Lecturer outlines radiation’s far-reaching devastation

In spring 1953, 600 people at the site and another 15 million television viewers watched an atomic bomb explode in the Mojave Desert.

UNLV professor Andrew Kirk said scientists coordinated the atomic explosions to demonstrate the eerie effects on a house and the mannequins set up inside it. In the UNM alumnus’ lecture, “Doomtown: Picturing Home on the Nevada Test Site,” Kirk said the test site was thought to be nothing more than an empty space in Nevada, but in reality, hundreds of thousands lived there, including the Paiute and Western Shoshone tribes.

“The West is a complicated place,” Kirk said. “What appeared to be blank spots are full of history. Empty landscapes, supposed waste lands, are loaded with human history of forgotten people and forgotten stories.”
The day of the demonstration, Native American tribes protested at the site’s gate, but the scientists proceeded.

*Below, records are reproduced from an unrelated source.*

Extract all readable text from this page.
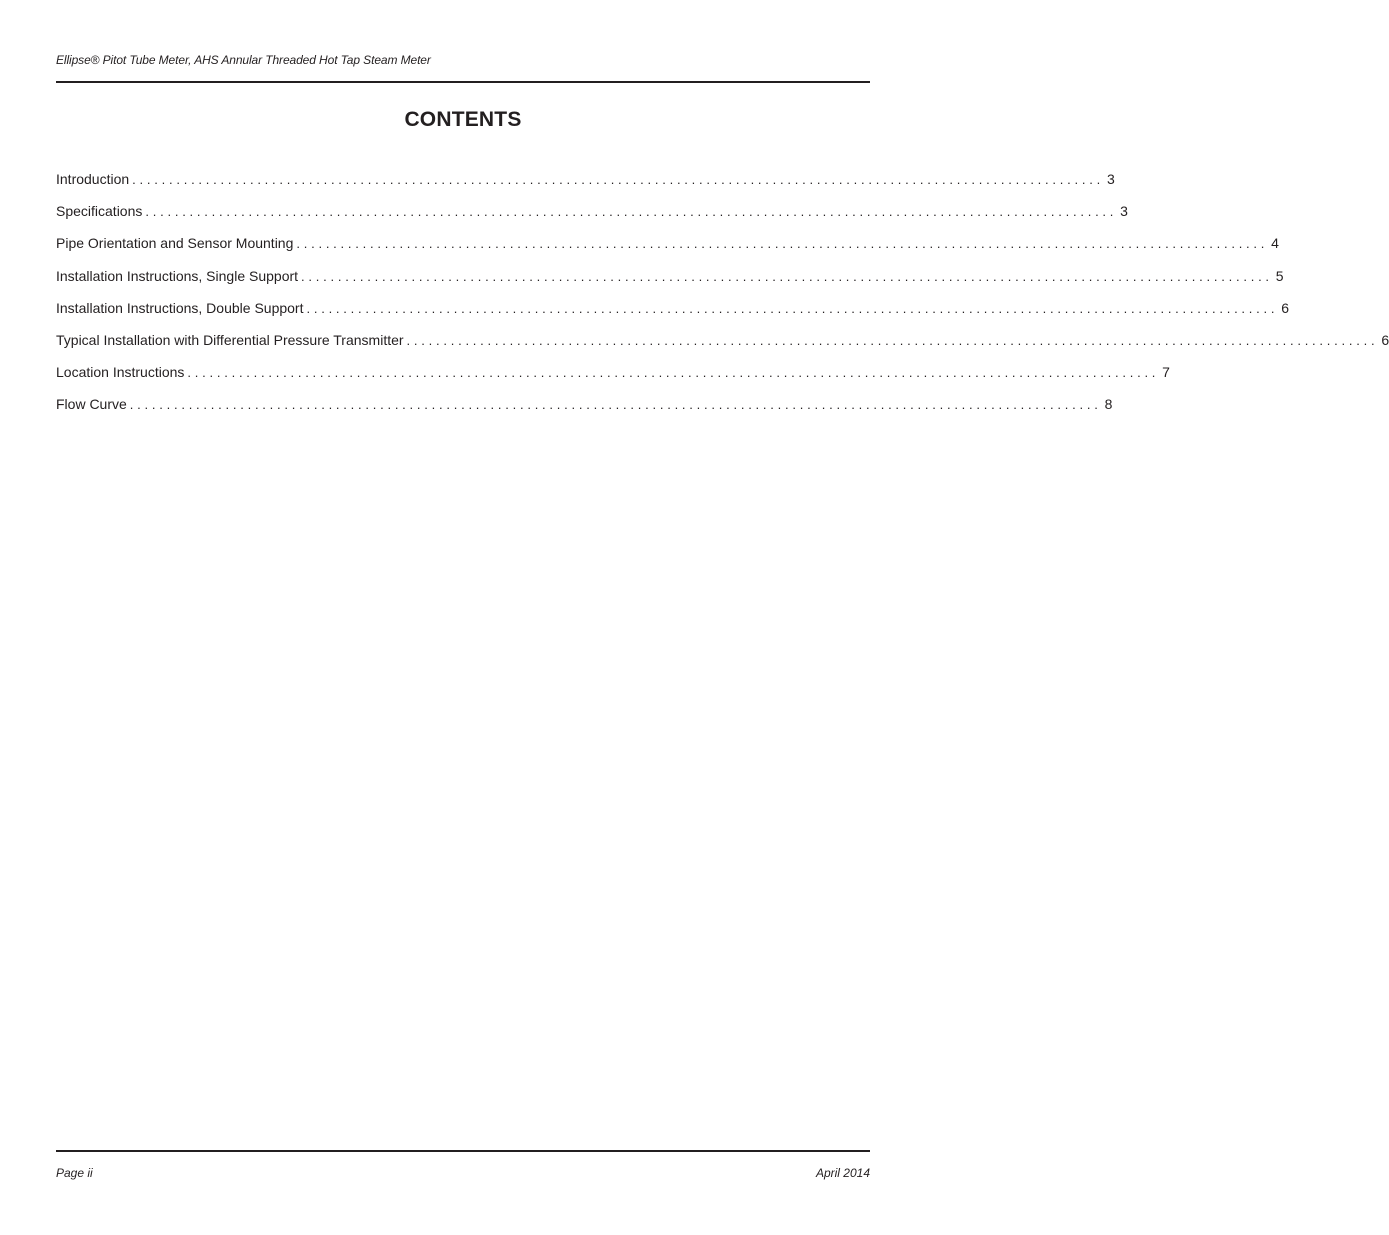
Ellipse® Pitot Tube Meter, AHS Annular Threaded Hot Tap Steam Meter
CONTENTS
Introduction .................................................................................................................................... 3
Specifications .................................................................................................................................... 3
Pipe Orientation and Sensor Mounting .................................................................................................................................... 4
Installation Instructions, Single Support .................................................................................................................................... 5
Installation Instructions, Double Support .................................................................................................................................... 6
Typical Installation with Differential Pressure Transmitter .................................................................................................................................... 6
Location Instructions .................................................................................................................................... 7
Flow Curve .................................................................................................................................... 8
Page ii	April 2014
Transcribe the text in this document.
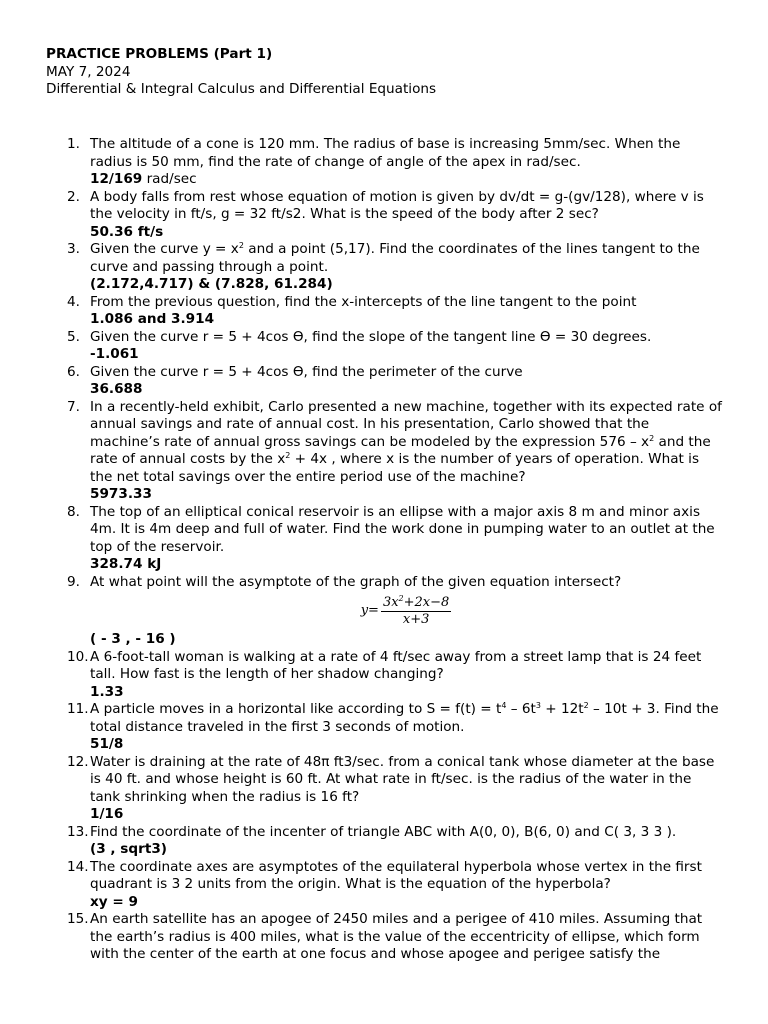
PRACTICE PROBLEMS (Part 1)
MAY 7, 2024
Differential & Integral Calculus and Differential Equations
1. The altitude of a cone is 120 mm. The radius of base is increasing 5mm/sec. When the radius is 50 mm, find the rate of change of angle of the apex in rad/sec.
12/169 rad/sec
2. A body falls from rest whose equation of motion is given by dv/dt = g-(gv/128), where v is the velocity in ft/s, g = 32 ft/s2. What is the speed of the body after 2 sec?
50.36 ft/s
3. Given the curve $y = x^2$ and a point (5,17). Find the coordinates of the lines tangent to the curve and passing through a point.
(2.172,4.717) & (7.828, 61.284)
4. From the previous question, find the x-intercepts of the line tangent to the point
1.086 and 3.914
5. Given the curve r = 5 + 4cos Ɵ, find the slope of the tangent line Ɵ = 30 degrees.
-1.061
6. Given the curve r = 5 + 4cos Ɵ, find the perimeter of the curve
36.688
7. In a recently-held exhibit, Carlo presented a new machine, together with its expected rate of annual savings and rate of annual cost. In his presentation, Carlo showed that the machine’s rate of annual gross savings can be modeled by the expression $576 - x^2$ and the rate of annual costs by the $x^2 + 4x$ , where x is the number of years of operation. What is the net total savings over the entire period use of the machine?
5973.33
8. The top of an elliptical conical reservoir is an ellipse with a major axis 8 m and minor axis 4m. It is 4m deep and full of water. Find the work done in pumping water to an outlet at the top of the reservoir.
328.74 kJ
9. At what point will the asymptote of the graph of the given equation intersect?
$y= \frac{3x^2+2x-8}{x+3}$
( - 3 , - 16 )
10. A 6-foot-tall woman is walking at a rate of 4 ft/sec away from a street lamp that is 24 feet tall. How fast is the length of her shadow changing?
1.33
11. A particle moves in a horizontal like according to $S = f(t) = t^4 - 6t^3 + 12t^2 - 10t + 3$. Find the total distance traveled in the first 3 seconds of motion.
51/8
12. Water is draining at the rate of 48π ft3/sec. from a conical tank whose diameter at the base is 40 ft. and whose height is 60 ft. At what rate in ft/sec. is the radius of the water in the tank shrinking when the radius is 16 ft?
1/16
13. Find the coordinate of the incenter of triangle ABC with A(0, 0), B(6, 0) and C( 3, 3 3 ).
(3 , sqrt3)
14. The coordinate axes are asymptotes of the equilateral hyperbola whose vertex in the first quadrant is 3 2 units from the origin. What is the equation of the hyperbola?
xy = 9
15. An earth satellite has an apogee of 2450 miles and a perigee of 410 miles. Assuming that the earth’s radius is 400 miles, what is the value of the eccentricity of ellipse, which form with the center of the earth at one focus and whose apogee and perigee satisfy the
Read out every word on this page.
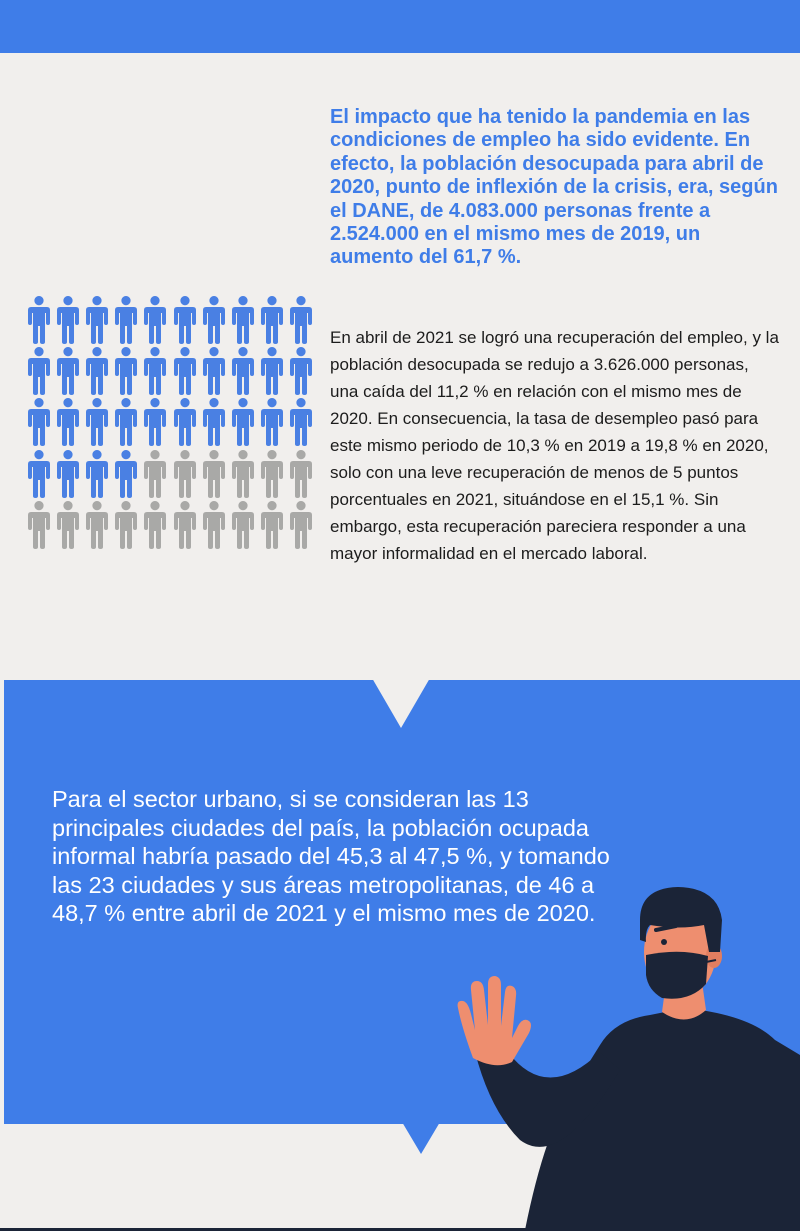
El impacto que ha tenido la pandemia en las condiciones de empleo ha sido evidente. En efecto, la población desocupada para abril de 2020, punto de inflexión de la crisis, era, según el DANE, de 4.083.000 personas frente a 2.524.000 en el mismo mes de 2019, un aumento del 61,7 %.

En abril de 2021 se logró una recuperación del empleo, y la población desocupada se redujo a 3.626.000 personas, una caída del 11,2 % en relación con el mismo mes de 2020. En consecuencia, la tasa de desempleo pasó para este mismo periodo de 10,3 % en 2019 a 19,8 % en 2020, solo con una leve recuperación de menos de 5 puntos porcentuales en 2021, situándose en el 15,1 %. Sin embargo, esta recuperación pareciera responder a una mayor informalidad en el mercado laboral.

Para el sector urbano, si se consideran las 13 principales ciudades del país, la población ocupada informal habría pasado del 45,3 al 47,5 %, y tomando las 23 ciudades y sus áreas metropolitanas, de 46 a 48,7 % entre abril de 2021 y el mismo mes de 2020.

Kirk showed images of a house built 3,500 feet from ground zero. It was filled with furniture, consumer goods and mannequins, which scientists positioned to look like they were performing everyday tasks. At various locations, dummies sat in cars and trucks.

Photographer Vernon Jones captured the blast that depicted the house bending from the nuclear wind force before it was engulfed in flames three seconds later.

Hundreds of dogs, pigs and mice dressed in human clothing were placed at the Nevada Test Site, Kirk said.

Kirk said pigs are anatomically similar to humans, so they made perfect test specimens for the project.

The pigs were strapped to tables at incremental distances and covered in sunscreen to see if it would reduce deadly chemical burns from the blasts. Some animals died immediately, while others lived and were tested over time.

After the tests, unprotected soldiers went to the blast site and rummaged through vehicles, the house and land. Some soldiers suffered immediate effects from the blast, and others endured long-term health problems from the radiation, he said.

Kirk said the project had unintended consequences for Nevada desert inhabitants, many that irreversibly changed their lives. “’Civil effects’ was the euphemism coined by federal defense planners to describe nuclear weapon strikes on civilian targets,” he said.

UNM history professor Virginia Scharff said that Kirk’s presentation was compassionate and sympathetic to all afflicted by the atomic demonstration.

“Whether they were proponents or opponents of the testing, whether they were the workers or ranchers, I thought he really entered imaginatively into their world and had a real sympathy for them,” she said.